Bernie Sanders appeals to Bay Area residents in campaign rally


Siobhan Eagen

Illustration by Siobhán Eagen

Catherine Stites

Democratic presidential candidate Bernie Sanders came to Richmond Monday for a Bernie Get Out the Vote Rally.

Andrew R. Leal
Supporter of Sanders waves American flag at Great Meadow Park in San Francisco.

Prior to Sanders speaking, local activists energized the crowd shown via a Sanders’ campaign live stream. 

Ivan Aguilar, a Bernie 2020 field organizer, helped open the rally by asking people, “Are you ready to win big in California? The only way we can win is by mobilizing people around the country.”

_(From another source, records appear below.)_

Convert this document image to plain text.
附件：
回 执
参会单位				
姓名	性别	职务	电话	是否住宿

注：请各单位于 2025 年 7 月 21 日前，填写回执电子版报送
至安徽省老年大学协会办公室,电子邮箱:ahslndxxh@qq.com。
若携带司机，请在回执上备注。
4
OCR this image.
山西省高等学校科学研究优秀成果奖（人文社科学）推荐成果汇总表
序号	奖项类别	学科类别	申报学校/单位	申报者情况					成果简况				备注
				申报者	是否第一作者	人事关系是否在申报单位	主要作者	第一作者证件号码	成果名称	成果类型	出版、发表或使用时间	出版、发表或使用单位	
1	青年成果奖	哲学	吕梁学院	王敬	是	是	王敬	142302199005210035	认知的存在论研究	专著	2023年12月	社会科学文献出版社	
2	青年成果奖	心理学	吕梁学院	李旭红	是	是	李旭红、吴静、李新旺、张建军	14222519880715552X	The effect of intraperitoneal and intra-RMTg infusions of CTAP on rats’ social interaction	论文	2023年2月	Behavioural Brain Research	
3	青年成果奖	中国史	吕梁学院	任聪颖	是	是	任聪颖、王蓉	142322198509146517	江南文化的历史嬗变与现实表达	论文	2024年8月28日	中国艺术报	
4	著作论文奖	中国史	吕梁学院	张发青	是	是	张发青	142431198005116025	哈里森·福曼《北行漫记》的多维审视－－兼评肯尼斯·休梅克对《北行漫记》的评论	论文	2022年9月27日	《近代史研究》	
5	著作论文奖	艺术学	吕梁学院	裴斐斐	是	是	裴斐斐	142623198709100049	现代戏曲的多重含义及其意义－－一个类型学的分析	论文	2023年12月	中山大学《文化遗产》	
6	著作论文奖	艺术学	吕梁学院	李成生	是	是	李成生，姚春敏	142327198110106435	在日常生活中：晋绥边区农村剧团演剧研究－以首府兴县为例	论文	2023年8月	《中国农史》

“Power to the People” rang out over the speakers as Sanders stepped on stage to address the crowd. 

Sanders told the crowd how his campaign is about two fundamental things:  “We are going to defeat Donald Trump, the most dangerous president in the history of this country” and “It is about transforming our government and our economy.”

Andrew R. Leal
Senator Bernie Sanders holds presidential campaign rally at Great Meadow Park in San Francisco.

Massive levels of wealth and income inequality are two things Sanders brings up that he says people are sick and tired of. “Today we say to the entire 1% that we’re going to create a government that represents working people, not just wealthy campaign contributors.” 

Appealing to the working class, Sanders talked about the fight for a $15 minimum wage, an easier way for workers to join unions and equal pay for equal work.

Sanders emphasized how his campaign is multigenerational, multiracial and grassroots.

He has raised 70% for his official campaign through small-dollar donors, who are individuals who have contributed less than $200 to a candidate. 

“Our campaign together has raised more campaign contributions from more Americans,  averaging 18 dollars and 50 cents. 

“He does not have the right to buy the presidency,” Sanders said of candidate Mike Bloomberg, who had 0% of his campaign contributions from small-dollar donors. 

“Our country believes in young people,” Sanders said. 

Around a third of Sanders’ supporters are under the age of 30.

Andrew R. Leal
Sanders supporter looks on to the senator as he speaks at Great Meadow Park in San Francisco (Photo by Andrew R. Leal

According to a Pew Research Center survey of registered voters, 73% of Democratic and Democratic-leaning voters said they will definitely vote for the party’s nominee. Sanders is the top second choice according to data taken by the Pew Research Center from Democrat and Democractic-leaning registered voters. 

Sixty four delegates have been declared so far in the United States presidential primary election. Sanders is only one delegate behind Pete Buttigieg, with a total of 21 delegates earned so far. A total of 1,991 delegates are needed to win the nomination.